New Roles for Nursing with Health Reform

New Roles for Nursing with Health Reform

By Rose O.  Sherman, EdD, RN, FAAN

nextThere are many changes happening in health care today.  I am often asked about the potential impact that health reform will have on nursing and how to do future career planning.  Although there are many unknowns with the Affordable Care Act, one clear direction is that health care will move from being “hospital centric” back into the community.  In the transformed health care system envisioned under the ACA, building a more robust primary care model will minimize the need for expensive tertiary care.  Hospital censuses are already declining in some areas of the country and with them – positions for nurses in acute care settings.  During February 2014,  the Altarum Institute reported an overall loss of 1200 hospital positions with a growth of 8400 in Ambulatory Care.  The good news is that the changes may bring many potential opportunities for nurses to move into new and different roles in community-based settings.  In an effort to better understand what these new opportunities could be, nurse leaders from the California Institute for Nursing and Healthcare conducted a role exploration study in 2013 involving 300 nurse leaders in California to identify new nursing roles.  There findings are very interesting and important for nurse leaders everywhere.

The objective of the Nurse Role Exploration Project was to address gaps in care delivery by identifying corresponding new roles for Registered Nurses (RNs) in California’s health care system.  After an initial meeting, six consecutive meetings built cumulatively on previous discussions, resulting in an initial consensus regarding top roles for California RNs. Following the series of meetings, an online survey with participants verified outcomes of the consensus process and gathered input on critical next steps to actualize the new roles.

Five New Nursing Roles

As an outcome of the research, five new key nursing roles were identified through the consensus process as being necessary for the implementation of the ACA in California.  These role included:

Care coordinator –In every health care environment, there is a growing need for care coordination. The role of care coordinator may take many forms. It may involve providing coordination directly in complex or rapidly changing situations, supervising other team members when care is relatively predictable (tiered coordination), or advising entire communities (populations) on the best choices for the highest levels of wellness. In the latter, RNs will be involved in population health management, using population-based data and evidence-based practices to bring about large scale improvements in health.  The role of care coordinator is one that holds enormous potential for improving levels of health and wellness and ultimately reducing the cost of care. It is anticipated there will be exponential growth in this nursing role in settings across the healthcare continuum.

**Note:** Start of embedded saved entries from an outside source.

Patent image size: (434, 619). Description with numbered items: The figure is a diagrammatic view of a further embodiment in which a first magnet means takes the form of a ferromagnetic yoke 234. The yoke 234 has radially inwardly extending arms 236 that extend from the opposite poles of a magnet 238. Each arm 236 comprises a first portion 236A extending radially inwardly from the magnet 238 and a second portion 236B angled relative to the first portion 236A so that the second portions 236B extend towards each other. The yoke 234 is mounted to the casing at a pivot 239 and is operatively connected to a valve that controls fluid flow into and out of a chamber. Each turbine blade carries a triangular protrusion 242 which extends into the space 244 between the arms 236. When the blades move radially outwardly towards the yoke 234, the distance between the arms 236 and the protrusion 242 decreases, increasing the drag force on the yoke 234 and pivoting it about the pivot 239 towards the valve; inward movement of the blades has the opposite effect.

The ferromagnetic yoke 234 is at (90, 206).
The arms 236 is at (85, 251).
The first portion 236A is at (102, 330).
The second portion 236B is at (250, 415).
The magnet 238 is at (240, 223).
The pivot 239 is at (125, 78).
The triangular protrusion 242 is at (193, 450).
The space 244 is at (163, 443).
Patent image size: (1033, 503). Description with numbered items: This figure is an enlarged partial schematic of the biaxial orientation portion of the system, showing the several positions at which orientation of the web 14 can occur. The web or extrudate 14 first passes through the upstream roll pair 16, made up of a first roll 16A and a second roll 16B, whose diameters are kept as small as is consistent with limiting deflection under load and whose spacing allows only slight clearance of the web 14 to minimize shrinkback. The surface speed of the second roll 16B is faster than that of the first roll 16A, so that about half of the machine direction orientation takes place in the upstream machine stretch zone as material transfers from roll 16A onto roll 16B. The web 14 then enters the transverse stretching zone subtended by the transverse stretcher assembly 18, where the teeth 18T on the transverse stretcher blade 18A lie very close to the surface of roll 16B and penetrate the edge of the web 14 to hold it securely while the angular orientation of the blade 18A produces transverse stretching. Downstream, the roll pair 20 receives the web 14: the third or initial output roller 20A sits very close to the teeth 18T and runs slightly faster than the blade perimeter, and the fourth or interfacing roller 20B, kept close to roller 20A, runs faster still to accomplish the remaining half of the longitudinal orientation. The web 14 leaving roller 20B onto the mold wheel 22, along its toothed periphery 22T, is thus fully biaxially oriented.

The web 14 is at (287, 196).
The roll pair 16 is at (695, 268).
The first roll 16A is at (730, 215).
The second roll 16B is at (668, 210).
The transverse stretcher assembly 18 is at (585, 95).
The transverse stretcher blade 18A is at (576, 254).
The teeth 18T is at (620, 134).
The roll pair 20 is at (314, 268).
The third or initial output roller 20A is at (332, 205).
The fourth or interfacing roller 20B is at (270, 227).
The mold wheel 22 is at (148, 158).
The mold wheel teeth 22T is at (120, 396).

Faculty team leader –Nursing faculty are positioned to take the lead in creating interdisciplinary teaching teams in community practice settings. The teams would role model both interdisciplinary approaches to care and the same collaborative behaviors that would ultimately improve care outcomes.

Informatics specialist –  All too often, RNs adapt practice to accommodate technology, rather than the reverse. There is a need for a shift toward RNs playing critical roles in the development of software and its application. The roles envisioned included informatics design, application, and interpretation across settings.

Nurse/family cooperative facilitator –  The core of this role is RNs connecting with people where they live and work to understand and adjust elements that will result in healthier, more successful outcomes. Rather than a new role, this is the re-emergence of a role that has origins in the work of Lillian Wald at the turn of the twentieth century.   She clearly understood the relationship between the environment in which people lived and worked and the ability to be “healthy.” As social determinants of health are studied in more detail, it is clear RNs could be positioned for early intervention and, in many instances, prevent the development of more serious problems. In this role, RNs address both health issues and broader issues that become determinants of health, such as poverty, violence, and substance abuse.

Primary care partners – This new role identified in this Project is for RNs without advanced certification. Throughout the course of the meetings, participants expressed a strong belief that RNs could add significant value in community settings both qualitatively and by supporting increased capacity in the clinic itself. Participants described added value as ranging from intake screening to providing education, coaching, and support for people with complex illnesses. Participants described a principal value of RNs in primary care as the ability to provide individuals, families, and communities with preventative information and support to help them move to or maintain greater wellness.

It is recognized in California that further discussion is warranted regarding all dimensions of the identified roles, and their development and implementation. It will also  be essential to identify strategic partners and funding sources to develop and test the roles and identify strategies to bring them to scale as evidence warrants.  While still very new, this work is a great start to explore how nurses can contribute in this new era of health reform.

Read to Lead

Berg, J. G. & Dickow, M. (September 25th, 2013). New Nursing Roles Whitepaper.  California Institute for Nursing and Healthcare.